HOMEGROWN Life: Improve Your Soil Health

| 10/1/2013 9:31:00 AM

dirt in handAs a farmer who likes to read a little too much, I get things stuck in my craw from time to time. The problem, you see, is that I prefer to follow issues and events from a much broader spectrum than simply that of the conventional ag press and all of its discussions about corn and soy seeding rates, fertilizer-application wizardry, and new equipment advances.

All of this reading makes good mental material for the long and monotonous hoeing and/or weed pulling and/or irrigating sessions that come with growing vegetables.

One of the topics I return to often, both in terms of reading and of arguing with myself about what I’ve read, is the subject of microorganisms. I’m infatuated with the unseen life that makes soil happen: fungi, protozoa, earthworms, bacteria, bugs, and more.

The unseen world is an interesting place to spend your time, whether you’re asking questions about God or plate tectonics or the soil foodweb. My conversion experience, if you want to think of it that way, came in 2004. I was trying to build healthy soil on a farm that had been “farmed out” for far too long. I came across a great little article that I’ve returned to many times since on the Rodale Institute’s New Farm blog. The article was about brewing your own microorganisms. It’s worth a read for anyone interested in farming, gardening, or building a better soil ecosystem.

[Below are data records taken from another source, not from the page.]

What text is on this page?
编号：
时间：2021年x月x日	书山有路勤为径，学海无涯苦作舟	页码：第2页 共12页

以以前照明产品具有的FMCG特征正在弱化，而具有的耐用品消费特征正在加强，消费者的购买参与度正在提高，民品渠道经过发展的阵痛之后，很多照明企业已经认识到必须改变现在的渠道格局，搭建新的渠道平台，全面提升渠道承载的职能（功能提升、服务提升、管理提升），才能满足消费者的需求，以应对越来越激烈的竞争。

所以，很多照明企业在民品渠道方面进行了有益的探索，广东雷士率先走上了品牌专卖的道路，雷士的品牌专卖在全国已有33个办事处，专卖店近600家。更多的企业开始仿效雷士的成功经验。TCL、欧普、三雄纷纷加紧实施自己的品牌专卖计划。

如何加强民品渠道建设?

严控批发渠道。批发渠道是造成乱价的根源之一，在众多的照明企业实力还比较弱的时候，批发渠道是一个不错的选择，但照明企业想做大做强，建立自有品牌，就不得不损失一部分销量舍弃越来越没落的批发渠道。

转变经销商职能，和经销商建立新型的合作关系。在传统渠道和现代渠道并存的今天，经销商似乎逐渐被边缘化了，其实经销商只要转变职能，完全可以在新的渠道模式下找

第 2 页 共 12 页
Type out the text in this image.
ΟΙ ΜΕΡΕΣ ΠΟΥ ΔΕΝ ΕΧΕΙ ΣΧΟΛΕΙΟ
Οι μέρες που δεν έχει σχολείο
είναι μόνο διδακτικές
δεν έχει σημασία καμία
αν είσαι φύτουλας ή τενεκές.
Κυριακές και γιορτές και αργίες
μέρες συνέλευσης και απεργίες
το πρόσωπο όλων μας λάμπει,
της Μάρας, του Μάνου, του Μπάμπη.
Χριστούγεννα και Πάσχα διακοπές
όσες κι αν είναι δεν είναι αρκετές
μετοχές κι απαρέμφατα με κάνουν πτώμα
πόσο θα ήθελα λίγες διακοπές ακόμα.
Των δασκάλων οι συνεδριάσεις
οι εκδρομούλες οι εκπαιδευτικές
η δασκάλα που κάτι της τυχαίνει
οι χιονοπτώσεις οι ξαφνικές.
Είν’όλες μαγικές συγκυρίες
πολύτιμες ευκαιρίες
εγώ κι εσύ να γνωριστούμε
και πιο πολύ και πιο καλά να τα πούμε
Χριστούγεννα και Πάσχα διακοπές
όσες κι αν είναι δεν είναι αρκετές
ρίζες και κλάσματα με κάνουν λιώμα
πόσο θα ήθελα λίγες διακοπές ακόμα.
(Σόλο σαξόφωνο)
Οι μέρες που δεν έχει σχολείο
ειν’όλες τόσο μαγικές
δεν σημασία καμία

The article featured a Filipino farmer, Gil Carandang, who urged others farmers to mind and enhance soil life through home-brewed microbes. The basics are these: Find a place on your land where the soil is healthy, maybe a corner of the pasture that hasn’t been farmed or a spot in the forest. Dig a couple of shovelfuls of the healthy soil and put that in a container that can hold water. I use an old plastic mineral tub that holds probably 20 gallons of liquids. Add some kind of carbohydrate (rice, bread, old hay, etc.) that the microbial life can feed on. I tend to use partially composted wood and hay and rice. Add water. Add a form of sugar to help boost the microbial activity. Here, I’ve tried plain sugar, honey, and molasses. All of them seem to work great. Brew for a while (I usually go a week or so), bottle up, and then dilute with water before spreading on the soil.

Carandang also mentioned the immense power of lactobacteria. That usually comes from dairy products. I’ve added raw milk and yogurt to the above process. I have also added compost from time to time. It all seems to work wonders.

10/22/2013 7:00:04 PM

The correct web page address to the comment below is: http://palekarzerobudgetspiritualfarming.org/ "Zero Budget Spiritual Farming." In my humble opinion, it is a good site. :)

10/4/2013 10:39:04 AM

Hi Bryce - you are definitely on the right track. In India, there are several farming gurus who advocate this. Subhash Palekar is one of them ... www.palekarzerobudgetnaturalfarming.com Biodynamic farming (which is essentially an offshoot of ancient India texts) also advocates similar approaches.